Flourless Chocolate Cake – Day Two – Chocolate Whipped Cream Frosting
So, based on Monday’s post and the comments that I got about Gluten-Free versus Naturally Gluten-Free, it looks like I’ll be sharing my “Naturally” Gluten-Free recipes.
It seems as if most people agree that it’s become a marketing gimmick to add a gluten-free label to a packaged product and sell it for a dollar more.
And, most of you agree that it’s downright deceitful for a company to use gluten in a product that would otherwise be made without it. For example, Gluten is added to soups and sauces as a thicken agent. It can be found is pasta sauce, yogurt, ketchup and BBQ sauce. It’s also used in a lot of processed meats such as hot dogs, lunch meat, and sausage. Even your beloved chocolate can contain gluten if it contains any Malted ingredients. (source)
Honestly, I had no idea it was in so many places. When in doubt, check the label!
I hope that my recipes don’t cause anyone any problems. Making recipes from scratch should resolve most, if not all, worries about gluten contamination in your kitchen.
Today, I have a whipped cream frosting that has some cocoa powder added it as well as some gelatin to stabilize it.
Gelatin you say?
The gelatin added is minimal. You won’t notice any change in the texture, but it will help to hold the shape of the frosting.
This whipped cream can be pipped to make pretty roses on a cake, to make a petal design on a cake, or just to help prevent it from sliding off too quickly.
Prep time:
Total time:
Serves: 2 cups

- Recipe from Pint Sized Baker
- 1 Cup Heavy Cream
- 2 Tablespoons 100% Cocoa Powder
- 3 Tablespoons sugar (depending how sweet you want it)
- 2 Tablespoons water
- 1 teaspoon pain gelatin
- Place cold water into a small bowl. Sprinkle gelatin over and allow it to sit for 5 minutes to soften. Place into microwave for 10 seconds. Gelatin should be melted.
- In your mixer, whip cream with a whisk attachment. When soft peaks start to form, add in cocoa and sugar. As stiff peaks form, add in melted gelatin.

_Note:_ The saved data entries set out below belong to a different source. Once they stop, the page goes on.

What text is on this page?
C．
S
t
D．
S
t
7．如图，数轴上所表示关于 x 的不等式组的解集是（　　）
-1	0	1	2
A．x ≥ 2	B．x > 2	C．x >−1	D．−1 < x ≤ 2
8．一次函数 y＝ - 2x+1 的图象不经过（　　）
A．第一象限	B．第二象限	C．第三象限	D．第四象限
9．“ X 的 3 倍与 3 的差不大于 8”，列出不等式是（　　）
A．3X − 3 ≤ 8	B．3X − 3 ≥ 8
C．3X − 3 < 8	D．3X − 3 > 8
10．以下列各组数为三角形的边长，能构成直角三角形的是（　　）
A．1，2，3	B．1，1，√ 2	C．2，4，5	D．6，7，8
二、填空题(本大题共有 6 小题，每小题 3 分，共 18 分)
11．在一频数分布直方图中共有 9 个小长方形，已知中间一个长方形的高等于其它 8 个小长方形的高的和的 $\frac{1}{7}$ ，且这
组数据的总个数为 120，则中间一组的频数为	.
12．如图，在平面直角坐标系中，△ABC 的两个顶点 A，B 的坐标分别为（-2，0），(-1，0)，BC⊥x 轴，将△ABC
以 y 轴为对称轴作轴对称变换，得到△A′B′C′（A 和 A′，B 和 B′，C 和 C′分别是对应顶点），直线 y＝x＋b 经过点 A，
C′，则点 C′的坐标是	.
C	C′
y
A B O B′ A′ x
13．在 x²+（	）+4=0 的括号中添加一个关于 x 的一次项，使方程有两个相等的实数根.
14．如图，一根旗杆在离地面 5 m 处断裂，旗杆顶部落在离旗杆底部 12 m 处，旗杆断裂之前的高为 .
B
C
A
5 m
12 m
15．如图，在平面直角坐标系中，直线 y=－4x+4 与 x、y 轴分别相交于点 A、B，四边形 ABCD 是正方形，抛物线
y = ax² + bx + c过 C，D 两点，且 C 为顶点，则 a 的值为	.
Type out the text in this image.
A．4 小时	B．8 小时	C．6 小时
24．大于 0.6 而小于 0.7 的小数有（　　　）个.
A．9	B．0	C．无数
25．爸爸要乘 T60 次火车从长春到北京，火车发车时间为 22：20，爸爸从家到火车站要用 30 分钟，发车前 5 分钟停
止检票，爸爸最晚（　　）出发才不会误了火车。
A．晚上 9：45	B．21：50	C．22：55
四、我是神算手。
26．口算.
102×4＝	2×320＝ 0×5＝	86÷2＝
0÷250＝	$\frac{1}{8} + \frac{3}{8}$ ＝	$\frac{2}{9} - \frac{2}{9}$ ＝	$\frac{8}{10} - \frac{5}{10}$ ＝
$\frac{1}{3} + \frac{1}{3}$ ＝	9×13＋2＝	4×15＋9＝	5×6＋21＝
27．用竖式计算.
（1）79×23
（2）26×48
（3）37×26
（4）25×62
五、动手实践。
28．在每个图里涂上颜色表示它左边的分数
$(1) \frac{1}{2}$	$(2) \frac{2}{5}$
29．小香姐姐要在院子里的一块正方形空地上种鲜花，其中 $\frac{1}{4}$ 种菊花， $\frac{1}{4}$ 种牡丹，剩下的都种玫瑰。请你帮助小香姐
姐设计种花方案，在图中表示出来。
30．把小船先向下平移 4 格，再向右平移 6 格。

Whip until completely blended.
- Frost cake or cupcakes, use on a pie or anywhere else whipped cream can be used.
- For storing overnight, place into a sealable container and place in the fridge. Give it a slight stir before frosting your cake, being careful not to deflate the cream.
I love this frosting! I must try gelatin!
Give it a go. Basic Whipped cream frosting is great for strawberry shortcake recipes.
Thank you so much for this recipe! I was in unexpected need of a recipe for chocolate whipped cream that would stand up to being outside (for a short time!) for my twins’ birthday party this Saturday- now I have it! You’ve saved the day
You are very welcome. I’ve made it with and without the cocoa. It holds its shape a bit better in the heat. Please feel free to share a photo on my FB page. I’d love to see how it turns out!